While technological advances offer many benefits, health worker accounts included in this systematic review suggest that health system decision-makers need to think carefully about how it is implemented in their context so as to minimize the challenges experienced by health workers, including nurses.

Health education institutions and regulators leveraging technology

The WHO report states that the digital provision of educational and training content can usefully complement traditional methods. Technologies such as artificial intelligence can allow learning to be personalized, relevant and up to date.

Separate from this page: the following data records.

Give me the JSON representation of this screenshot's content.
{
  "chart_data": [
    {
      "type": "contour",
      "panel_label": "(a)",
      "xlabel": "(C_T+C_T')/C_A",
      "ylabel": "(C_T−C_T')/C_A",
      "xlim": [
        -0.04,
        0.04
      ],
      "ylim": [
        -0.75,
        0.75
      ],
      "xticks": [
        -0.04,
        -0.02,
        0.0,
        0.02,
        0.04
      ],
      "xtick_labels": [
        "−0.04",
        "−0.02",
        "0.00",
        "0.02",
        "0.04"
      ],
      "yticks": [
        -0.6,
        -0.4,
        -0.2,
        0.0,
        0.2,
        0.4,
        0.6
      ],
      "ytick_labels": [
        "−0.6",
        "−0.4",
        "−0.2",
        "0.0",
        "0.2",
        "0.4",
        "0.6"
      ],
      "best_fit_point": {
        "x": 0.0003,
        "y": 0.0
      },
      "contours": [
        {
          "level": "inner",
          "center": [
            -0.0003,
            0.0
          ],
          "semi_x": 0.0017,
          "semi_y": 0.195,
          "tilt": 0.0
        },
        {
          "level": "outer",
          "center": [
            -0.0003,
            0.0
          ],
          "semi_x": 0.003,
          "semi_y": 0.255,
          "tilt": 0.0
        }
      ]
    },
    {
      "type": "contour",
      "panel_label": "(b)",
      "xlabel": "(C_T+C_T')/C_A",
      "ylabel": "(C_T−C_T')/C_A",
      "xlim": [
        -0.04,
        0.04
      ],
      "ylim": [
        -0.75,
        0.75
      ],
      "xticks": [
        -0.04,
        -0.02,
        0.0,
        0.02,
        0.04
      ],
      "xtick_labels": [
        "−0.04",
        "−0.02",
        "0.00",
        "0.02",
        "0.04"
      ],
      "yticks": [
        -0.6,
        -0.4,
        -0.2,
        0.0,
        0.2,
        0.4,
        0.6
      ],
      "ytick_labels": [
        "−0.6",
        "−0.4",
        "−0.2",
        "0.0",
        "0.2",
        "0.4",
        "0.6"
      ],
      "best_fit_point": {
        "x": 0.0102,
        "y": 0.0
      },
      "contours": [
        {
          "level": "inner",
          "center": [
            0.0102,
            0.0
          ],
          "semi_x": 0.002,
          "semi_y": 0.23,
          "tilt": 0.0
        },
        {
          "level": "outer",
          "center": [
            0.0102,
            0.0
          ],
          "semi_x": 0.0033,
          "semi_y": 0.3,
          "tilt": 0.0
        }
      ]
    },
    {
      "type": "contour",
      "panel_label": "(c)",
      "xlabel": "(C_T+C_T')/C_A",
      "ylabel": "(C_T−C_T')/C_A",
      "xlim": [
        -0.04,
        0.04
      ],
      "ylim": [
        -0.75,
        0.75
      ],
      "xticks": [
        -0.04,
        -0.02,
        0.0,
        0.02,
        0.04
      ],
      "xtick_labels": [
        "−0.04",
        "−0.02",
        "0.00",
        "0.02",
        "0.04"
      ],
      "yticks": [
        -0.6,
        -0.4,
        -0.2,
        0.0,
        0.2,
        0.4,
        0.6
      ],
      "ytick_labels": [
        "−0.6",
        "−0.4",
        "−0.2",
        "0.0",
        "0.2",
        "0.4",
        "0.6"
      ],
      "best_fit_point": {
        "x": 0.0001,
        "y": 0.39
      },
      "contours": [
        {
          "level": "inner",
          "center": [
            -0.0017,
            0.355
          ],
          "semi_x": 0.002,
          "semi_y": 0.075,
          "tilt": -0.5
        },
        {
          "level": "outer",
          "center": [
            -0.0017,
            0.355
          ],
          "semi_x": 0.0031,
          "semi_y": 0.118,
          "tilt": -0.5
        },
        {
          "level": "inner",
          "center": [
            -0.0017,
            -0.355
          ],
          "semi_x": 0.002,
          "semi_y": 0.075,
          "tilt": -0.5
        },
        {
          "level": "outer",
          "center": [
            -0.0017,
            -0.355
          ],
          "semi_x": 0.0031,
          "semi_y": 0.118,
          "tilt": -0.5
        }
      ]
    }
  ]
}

Online distance education programmes, the WHO report says, should be monitored and held to the same accreditation and quality standards as other education institutions.

The success of such efforts at “distributed learning” will require ensuring that students acquire a minimum level of digital health literacy as part of their education, that the curriculum design makes use of relevant digital and telehealth learning for the requisite competencies with support and supervision for clinical training, and that the institutional and infrastructural resources needed to enable a bridging of the digital divide are in place.

Online distance education programmes, the WHO report says, should be monitored and held to the same accreditation and quality standards as other education institutions.

Remote learning and gaining real clinical experience

Because many nursing programmes are located in urban areas, providing appropriate clinical experiences in rural or remote facilities can be challenging.

Some online or distance programmes have been shown to increase access to rural and remote clinical facilities previously not associated with a “brick and mortar” education institution.

Alternatively, telehealth technology and simulation laboratories can provide appropriate and complementary clinical experiences in primary care.

Science and technology – new fundamentals for nurses

Relevant ministries, such as the education and health ministries, says the WHO report, can strengthen formal coordination to promote science and technology as fundamentals of the nursing profession, to market nursing as a STEM (science, technology, engineering, mathematics) field, and to put in place mechanisms to attract a diverse range of secondary school students to nursing.

Public–private partnerships can help source sites for clinical training in primary health care settings; engagement with other health occupation education programmes can help make these clinical practicums inter-professional.

Future nursing workforce policies

Nurse education and training programmes must graduate nurses who drive progress in primary health care and universal health coverage.

Curricula should be aligned with national health priorities as well as emerging global issues to prepare nurses to work effectively in inter-professional teams and maximize graduate competencies in health technology.

Countries should enable nurses to work to the full extent of their education and training, and nurses should have access to the required resources, including online reference materials and the appropriate technology.

Finally, the WHO reports says that workplace policies must address the issues known to impact nurse retention in practice settings; this includes the support required for nurse-led models of care and advanced practice roles and leveraging opportunities arising from digital health technology, and taking into account ageing patterns within the nursing workforce.